The American Antitrust Institute (AAI) and Food & Water Watch called on the U.S. Department of Justice (DOJ) to reject any divestiture proposals and instead block the proposed joint venture between ConAgra and Cargill/CHS’s Horizon Milling wheat flour milling operations.
The call comes on the heels of ConAgra’s announcement that the companies are purportedly willing to divest four of their flour mills, a proposal the AAI and Food & Water Watch call “inadequate.”
“It is long past time for federal antitrust regulators to stop rubber-stamping these food mega-mergers,” said Food & Water Watch Executive Director Wenonah Hauter. “The paltry divestment offer by ConAgra and Cargill only rearranges the deck chairs on a titanic merger and leaves consumers and farmers vulnerable to unfair pricing across the country.”
In a letter to the Department of Justice, the AAI and Food &Water Watch noted that the proposed divestiture of four flour mills would not prevent the joint venture from raising prices to consumers or lowering prices paid to wheat growers nationwide.
“Four mill divestitures would not come remotely close to remedying the competitive and consumer harm in markets across the U.S.,” said AAI Vice President Diana Moss.
The letter explains that the joint venture would put the U.S. wheat flour supply chain essentially under the control of two firms – ConAgra-Horizon Milling and Archer Daniels Midland (ADM).
“This is a losing proposition for competition and the American consumer,” Moss stated.
The proposed divestiture does little to address the overwhelming market power of the combined ConAgra-Horizon Milling flour milling operation, the groups said.
The resulting firm would be twice the size of the next largest competitor, ADM, and would have disproportionate market power when buying wheat and selling flour, the groups said.

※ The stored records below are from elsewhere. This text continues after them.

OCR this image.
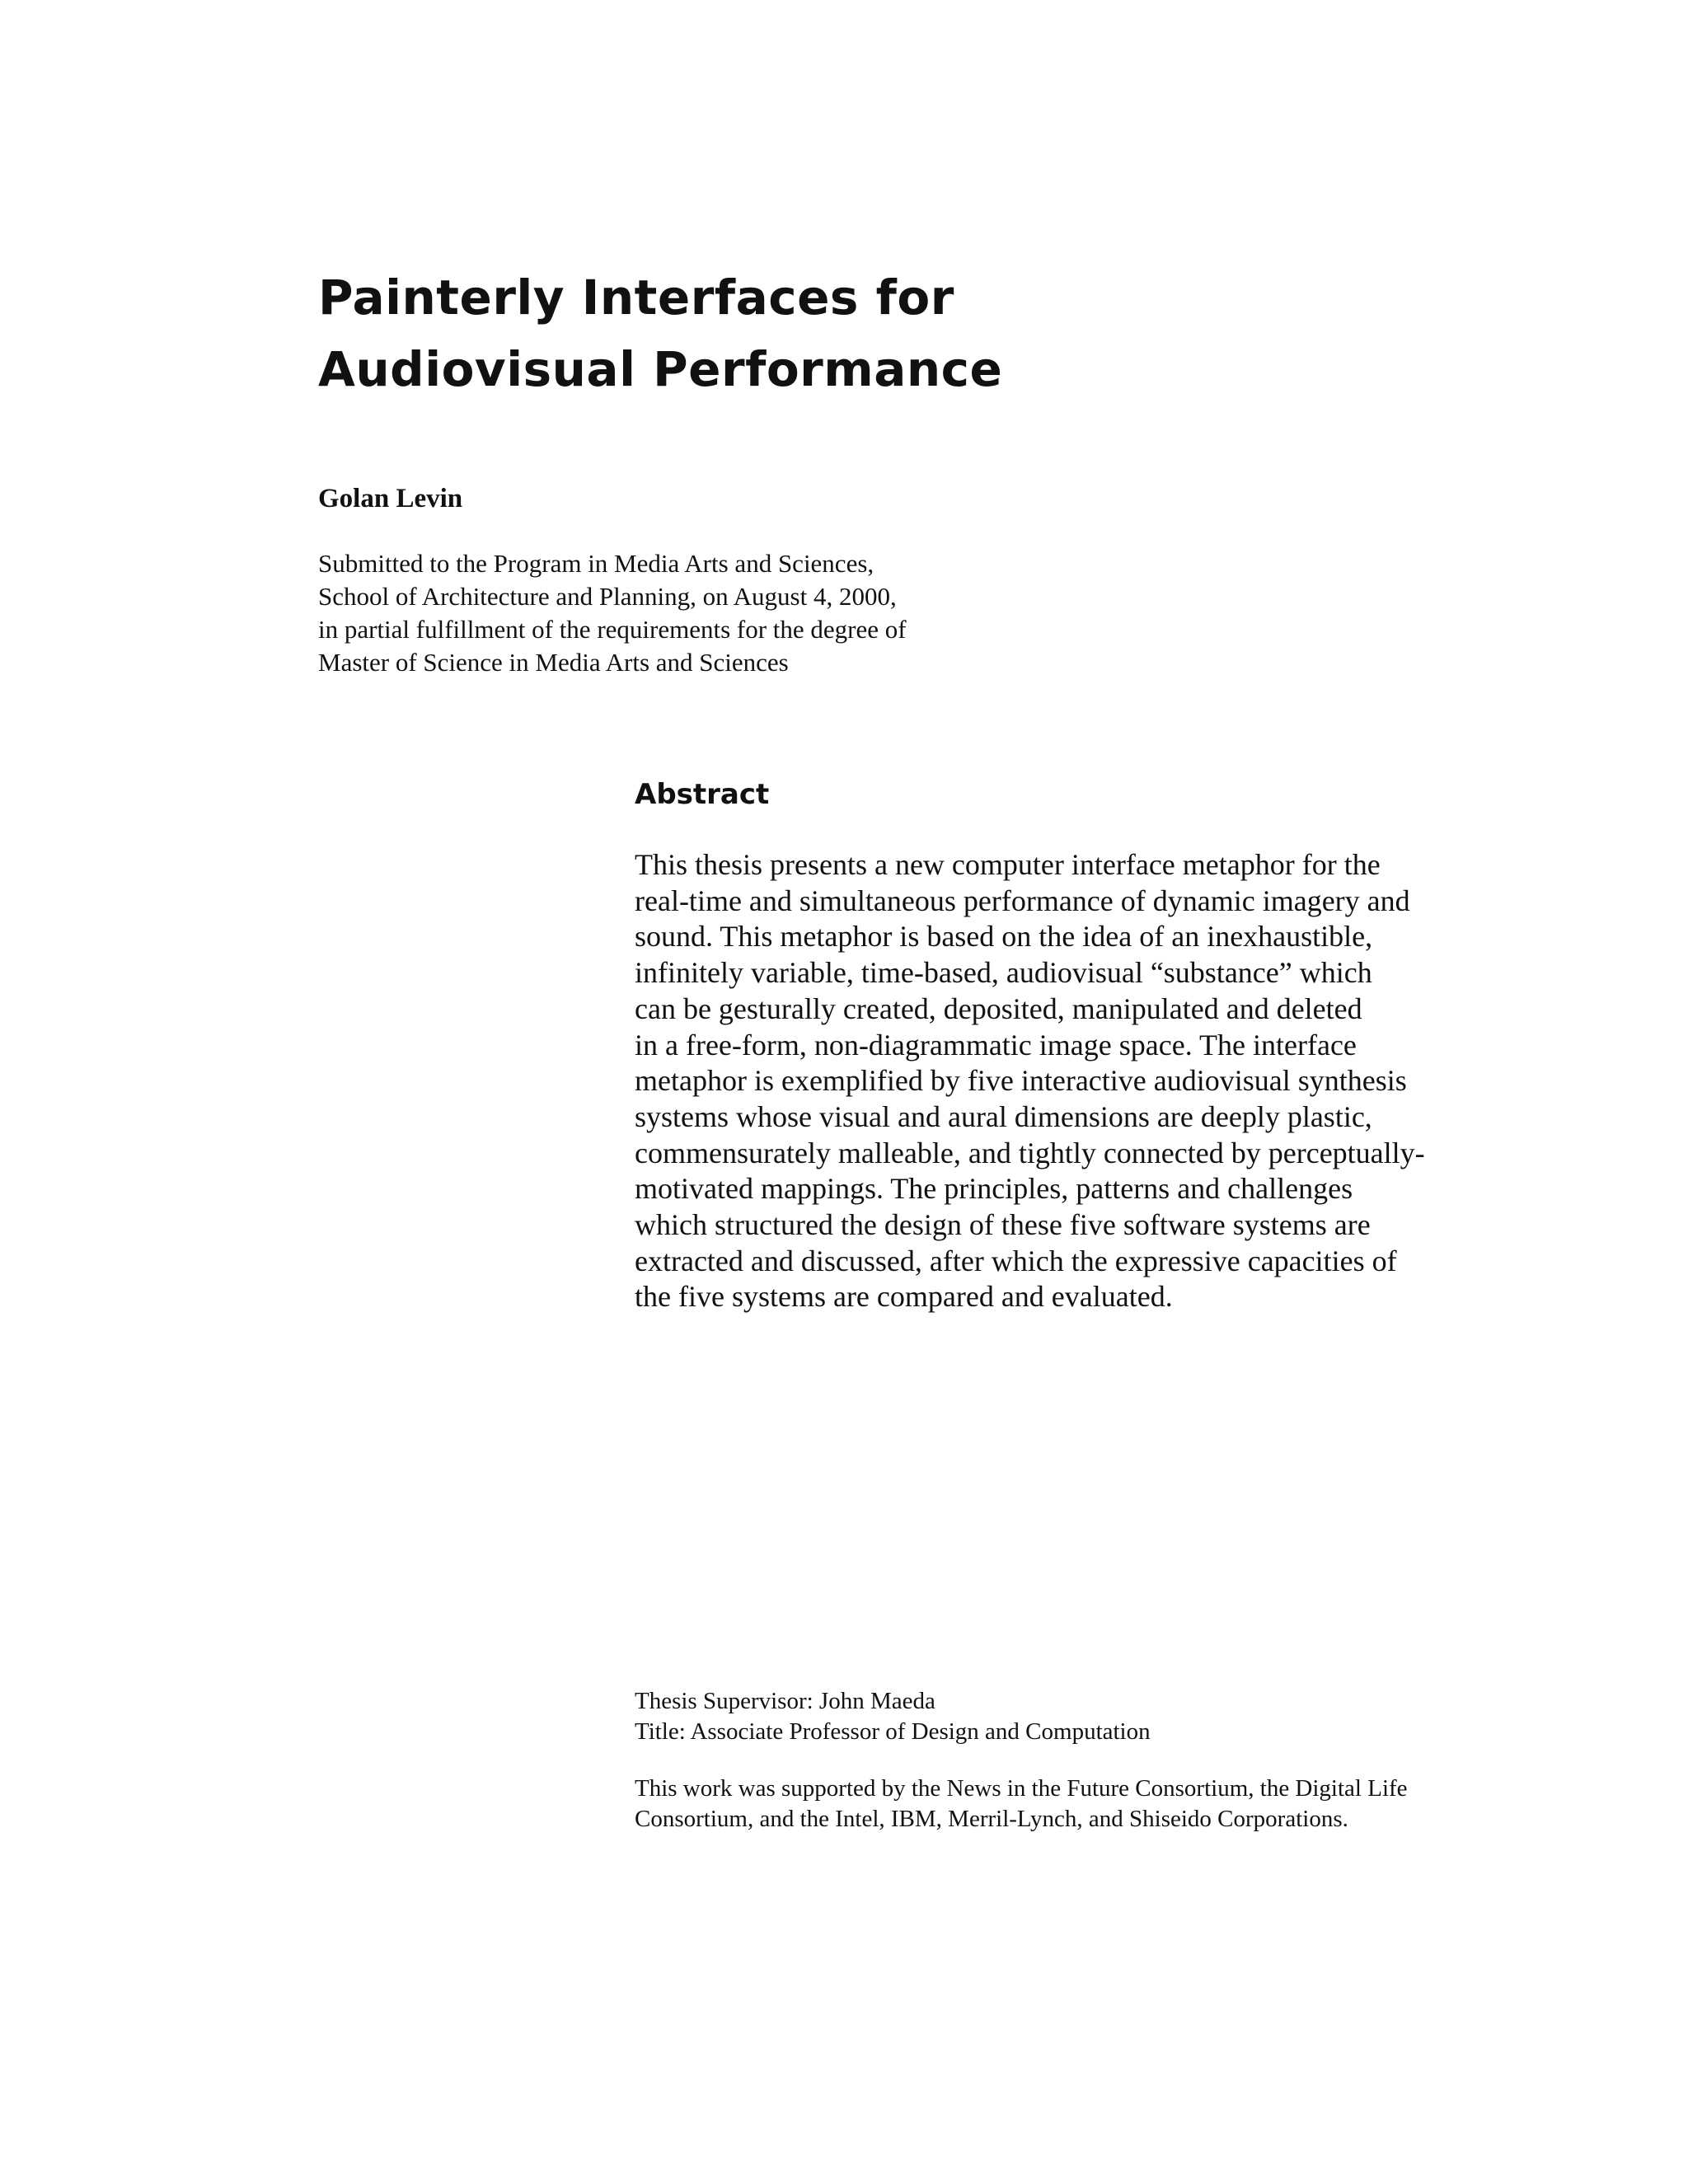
Painterly Interfaces for
Audiovisual Performance
Golan Levin
Submitted to the Program in Media Arts and Sciences,
School of Architecture and Planning, on August 4, 2000,
in partial fulfillment of the requirements for the degree of
Master of Science in Media Arts and Sciences
Abstract

This thesis presents a new computer interface metaphor for the
real-time and simultaneous performance of dynamic imagery and
sound. This metaphor is based on the idea of an inexhaustible,
infinitely variable, time-based, audiovisual “substance” which
can be gesturally created, deposited, manipulated and deleted
in a free-form, non-diagrammatic image space. The interface
metaphor is exemplified by five interactive audiovisual synthesis
systems whose visual and aural dimensions are deeply plastic,
commensurately malleable, and tightly connected by perceptually-
motivated mappings. The principles, patterns and challenges
which structured the design of these five software systems are
extracted and discussed, after which the expressive capacities of
the five systems are compared and evaluated.

Thesis Supervisor: John Maeda
Title: Associate Professor of Design and Computation
This work was supported by the News in the Future Consortium, the Digital Life
Consortium, and the Intel, IBM, Merril-Lynch, and Shiseido Corporations.
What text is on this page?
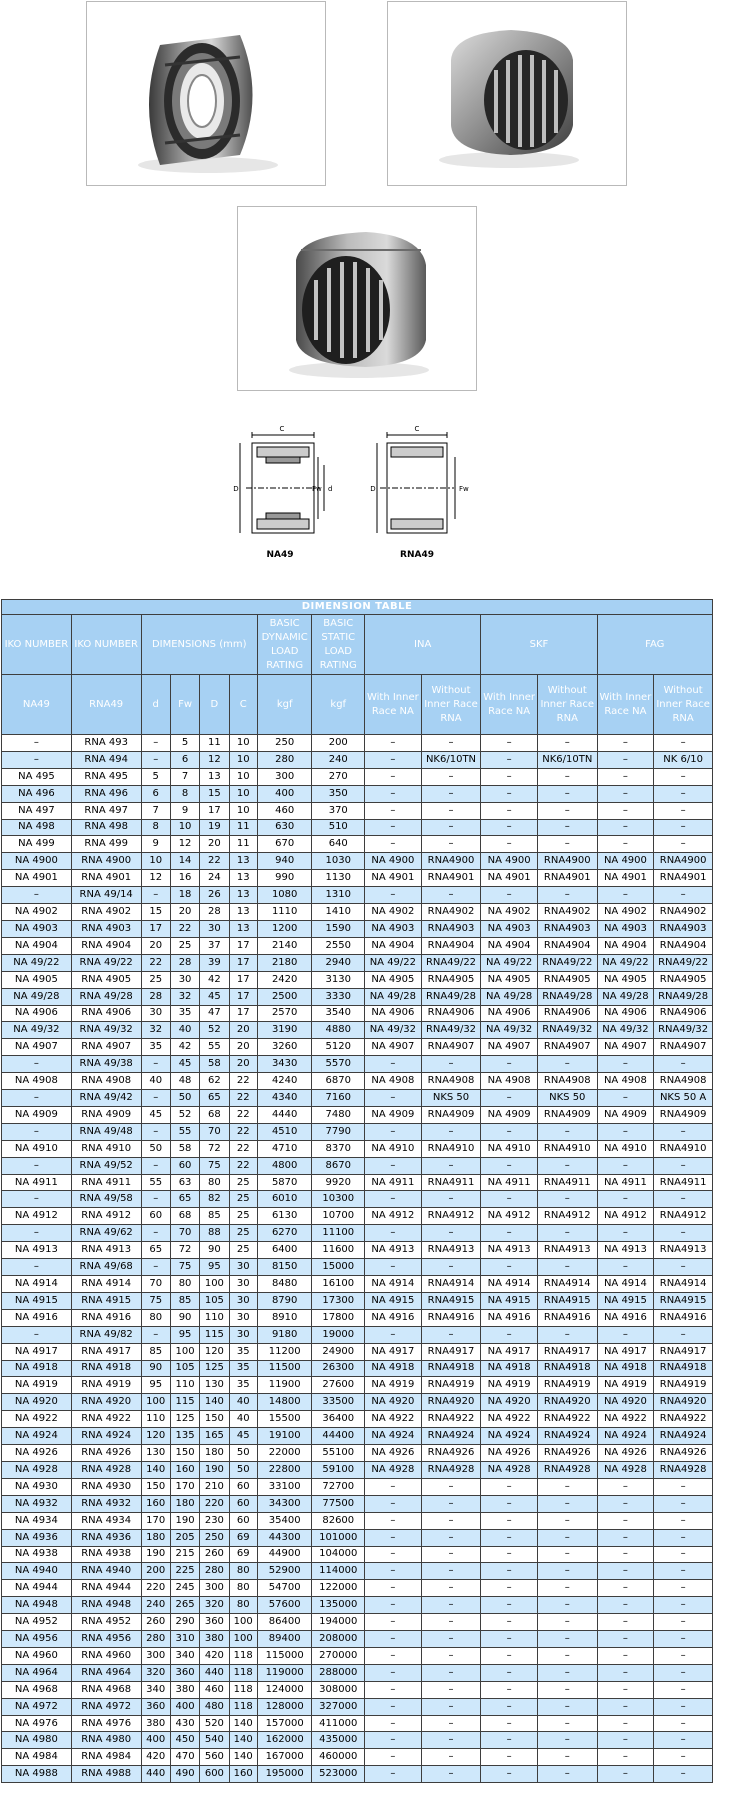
C
D	d
Fw
C
D	Fw
NA49	RNA49
DIMENSION TABLE													
IKO NUMBER	IKO NUMBER	DIMENSIONS (mm)				BASIC DYNAMIC LOAD RATING	BASIC STATIC LOAD RATING	INA		SKF		FAG	
NA49	RNA49	d	Fw	D	C	kgf	kgf	With Inner Race NA	Without Inner Race RNA	With Inner Race NA	Without Inner Race RNA	With Inner Race NA	Without Inner Race RNA
–	RNA 493	–	5	11	10	250	200	–	–	–	–	–	–
–	RNA 494	–	6	12	10	280	240	–	NK6/10TN	–	NK6/10TN	–	NK 6/10
NA 495	RNA 495	5	7	13	10	300	270	–	–	–	–	–	–
NA 496	RNA 496	6	8	15	10	400	350	–	–	–	–	–	–
NA 497	RNA 497	7	9	17	10	460	370	–	–	–	–	–	–
NA 498	RNA 498	8	10	19	11	630	510	–	–	–	–	–	–
NA 499	RNA 499	9	12	20	11	670	640	–	–	–	–	–	–
NA 4900	RNA 4900	10	14	22	13	940	1030	NA 4900	RNA4900	NA 4900	RNA4900	NA 4900	RNA4900
NA 4901	RNA 4901	12	16	24	13	990	1130	NA 4901	RNA4901	NA 4901	RNA4901	NA 4901	RNA4901
–	RNA 49/14	–	18	26	13	1080	1310	–	–	–	–	–	–
NA 4902	RNA 4902	15	20	28	13	1110	1410	NA 4902	RNA4902	NA 4902	RNA4902	NA 4902	RNA4902
NA 4903	RNA 4903	17	22	30	13	1200	1590	NA 4903	RNA4903	NA 4903	RNA4903	NA 4903	RNA4903
NA 4904	RNA 4904	20	25	37	17	2140	2550	NA 4904	RNA4904	NA 4904	RNA4904	NA 4904	RNA4904
NA 49/22	RNA 49/22	22	28	39	17	2180	2940	NA 49/22	RNA49/22	NA 49/22	RNA49/22	NA 49/22	RNA49/22
NA 4905	RNA 4905	25	30	42	17	2420	3130	NA 4905	RNA4905	NA 4905	RNA4905	NA 4905	RNA4905
NA 49/28	RNA 49/28	28	32	45	17	2500	3330	NA 49/28	RNA49/28	NA 49/28	RNA49/28	NA 49/28	RNA49/28
NA 4906	RNA 4906	30	35	47	17	2570	3540	NA 4906	RNA4906	NA 4906	RNA4906	NA 4906	RNA4906
NA 49/32	RNA 49/32	32	40	52	20	3190	4880	NA 49/32	RNA49/32	NA 49/32	RNA49/32	NA 49/32	RNA49/32
NA 4907	RNA 4907	35	42	55	20	3260	5120	NA 4907	RNA4907	NA 4907	RNA4907	NA 4907	RNA4907
–	RNA 49/38	–	45	58	20	3430	5570	–	–	–	–	–	–
NA 4908	RNA 4908	40	48	62	22	4240	6870	NA 4908	RNA4908	NA 4908	RNA4908	NA 4908	RNA4908
–	RNA 49/42	–	50	65	22	4340	7160	–	NKS 50	–	NKS 50	–	NKS 50 A
NA 4909	RNA 4909	45	52	68	22	4440	7480	NA 4909	RNA4909	NA 4909	RNA4909	NA 4909	RNA4909
–	RNA 49/48	–	55	70	22	4510	7790	–	–	–	–	–	–
NA 4910	RNA 4910	50	58	72	22	4710	8370	NA 4910	RNA4910	NA 4910	RNA4910	NA 4910	RNA4910
–	RNA 49/52	–	60	75	22	4800	8670	–	–	–	–	–	–
NA 4911	RNA 4911	55	63	80	25	5870	9920	NA 4911	RNA4911	NA 4911	RNA4911	NA 4911	RNA4911
–	RNA 49/58	–	65	82	25	6010	10300	–	–	–	–	–	–
NA 4912	RNA 4912	60	68	85	25	6130	10700	NA 4912	RNA4912	NA 4912	RNA4912	NA 4912	RNA4912
–	RNA 49/62	–	70	88	25	6270	11100	–	–	–	–	–	–
NA 4913	RNA 4913	65	72	90	25	6400	11600	NA 4913	RNA4913	NA 4913	RNA4913	NA 4913	RNA4913
–	RNA 49/68	–	75	95	30	8150	15000	–	–	–	–	–	–
NA 4914	RNA 4914	70	80	100	30	8480	16100	NA 4914	RNA4914	NA 4914	RNA4914	NA 4914	RNA4914
NA 4915	RNA 4915	75	85	105	30	8790	17300	NA 4915	RNA4915	NA 4915	RNA4915	NA 4915	RNA4915
NA 4916	RNA 4916	80	90	110	30	8910	17800	NA 4916	RNA4916	NA 4916	RNA4916	NA 4916	RNA4916
–	RNA 49/82	–	95	115	30	9180	19000	–	–	–	–	–	–
NA 4917	RNA 4917	85	100	120	35	11200	24900	NA 4917	RNA4917	NA 4917	RNA4917	NA 4917	RNA4917
NA 4918	RNA 4918	90	105	125	35	11500	26300	NA 4918	RNA4918	NA 4918	RNA4918	NA 4918	RNA4918
NA 4919	RNA 4919	95	110	130	35	11900	27600	NA 4919	RNA4919	NA 4919	RNA4919	NA 4919	RNA4919
NA 4920	RNA 4920	100	115	140	40	14800	33500	NA 4920	RNA4920	NA 4920	RNA4920	NA 4920	RNA4920
NA 4922	RNA 4922	110	125	150	40	15500	36400	NA 4922	RNA4922	NA 4922	RNA4922	NA 4922	RNA4922
NA 4924	RNA 4924	120	135	165	45	19100	44400	NA 4924	RNA4924	NA 4924	RNA4924	NA 4924	RNA4924
NA 4926	RNA 4926	130	150	180	50	22000	55100	NA 4926	RNA4926	NA 4926	RNA4926	NA 4926	RNA4926
NA 4928	RNA 4928	140	160	190	50	22800	59100	NA 4928	RNA4928	NA 4928	RNA4928	NA 4928	RNA4928
NA 4930	RNA 4930	150	170	210	60	33100	72700	–	–	–	–	–	–
NA 4932	RNA 4932	160	180	220	60	34300	77500	–	–	–	–	–	–
NA 4934	RNA 4934	170	190	230	60	35400	82600	–	–	–	–	–	–
NA 4936	RNA 4936	180	205	250	69	44300	101000	–	–	–	–	–	–
NA 4938	RNA 4938	190	215	260	69	44900	104000	–	–	–	–	–	–
NA 4940	RNA 4940	200	225	280	80	52900	114000	–	–	–	–	–	–
NA 4944	RNA 4944	220	245	300	80	54700	122000	–	–	–	–	–	–
NA 4948	RNA 4948	240	265	320	80	57600	135000	–	–	–	–	–	–
NA 4952	RNA 4952	260	290	360	100	86400	194000	–	–	–	–	–	–
NA 4956	RNA 4956	280	310	380	100	89400	208000	–	–	–	–	–	–
NA 4960	RNA 4960	300	340	420	118	115000	270000	–	–	–	–	–	–
NA 4964	RNA 4964	320	360	440	118	119000	288000	–	–	–	–	–	–
NA 4968	RNA 4968	340	380	460	118	124000	308000	–	–	–	–	–	–
NA 4972	RNA 4972	360	400	480	118	128000	327000	–	–	–	–	–	–
NA 4976	RNA 4976	380	430	520	140	157000	411000	–	–	–	–	–	–
NA 4980	RNA 4980	400	450	540	140	162000	435000	–	–	–	–	–	–
NA 4984	RNA 4984	420	470	560	140	167000	460000	–	–	–	–	–	–
NA 4988	RNA 4988	440	490	600	160	195000	523000	–	–	–	–	–	–
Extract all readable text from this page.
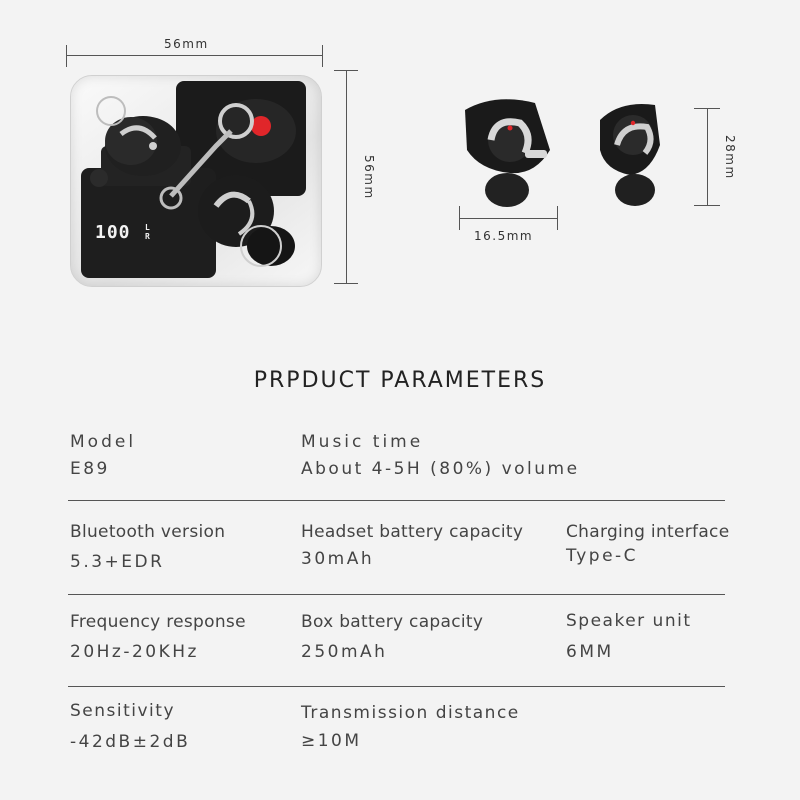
56mm
56mm
100 LR	16.5mm
28mm
PRPDUCT PARAMETERS
Model
E89
Music time
About 4-5H (80%) volume
Bluetooth version
5.3+EDR
Headset battery capacity
30mAh
Charging interface
Type-C
Frequency response
20Hz-20KHz
Box battery capacity
250mAh
Speaker unit
6MM
Sensitivity
-42dB±2dB
Transmission distance
≥10M
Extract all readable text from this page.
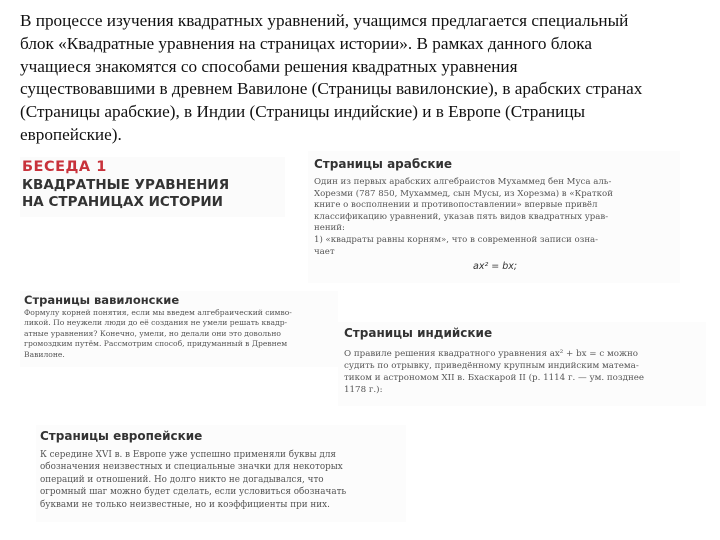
В процессе изучения квадратных уравнений, учащимся предлагается специальный
блок «Квадратные уравнения на страницах истории». В рамках данного блока
учащиеся знакомятся со способами решения квадратных уравнения
существовавшими в древнем Вавилоне (Страницы вавилонские), в арабских странах
(Страницы арабские), в Индии (Страницы индийские) и в Европе (Страницы
европейские).
БЕСЕДА 1
КВАДРАТНЫЕ УРАВНЕНИЯ
НА СТРАНИЦАХ ИСТОРИИ
Страницы арабские
Один из первых арабских алгебраистов Мухаммед бен Муса аль-
Хорезми (787 850, Мухаммед, сын Мусы, из Хорезма) в «Краткой
книге о восполнении и противопоставлении» впервые привёл
классификацию уравнений, указав пять видов квадратных урав-
нений:
1) «квадраты равны корням», что в современной записи озна-
чает
ax² = bx;
Страницы вавилонские
Формулу корней понятия, если мы введем алгебраический симво-
ликой. По неужели люди до её создания не умели решать квадр-
атные уравнения? Конечно, умели, но делали они это довольно
громоздким путём. Рассмотрим способ, придуманный в Древнем
Вавилоне.
Страницы индийские
О правиле решения квадратного уравнения ax² + bx = c можно
судить по отрывку, приведённому крупным индийским матема-
тиком и астрономом XII в. Бхаскарой II (р. 1114 г. — ум. позднее
1178 г.):
Страницы европейские
К середине XVI в. в Европе уже успешно применяли буквы для
обозначения неизвестных и специальные значки для некоторых
операций и отношений. Но долго никто не догадывался, что
огромный шаг можно будет сделать, если условиться обозначать
буквами не только неизвестные, но и коэффициенты при них.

The AAI and Food & Water Watch had each provided the Department with an extensive analysis describing the anti-competitive and anti-consumer impacts of the proposed deal in April 2013.
Even after selling one mill in Minnesota, the ConAgra-Horizon Milling joint venture would still control half the flour mills in the state, a key destination for wheat grown in the Dakotas. Much of the wheat-growing belt would not benefit from the proposed divestitures.
The two companies would still control more than half the flour mills between Omaha, Denver and Wichita. Nor would the proposed divestiture change the stranglehold the proposed joint venture would have over food manufacturers, bakeries and even pizza parlors.
In the Northeast, the two companies control five out of eight flour mills between eastern Pennsylvania and New England.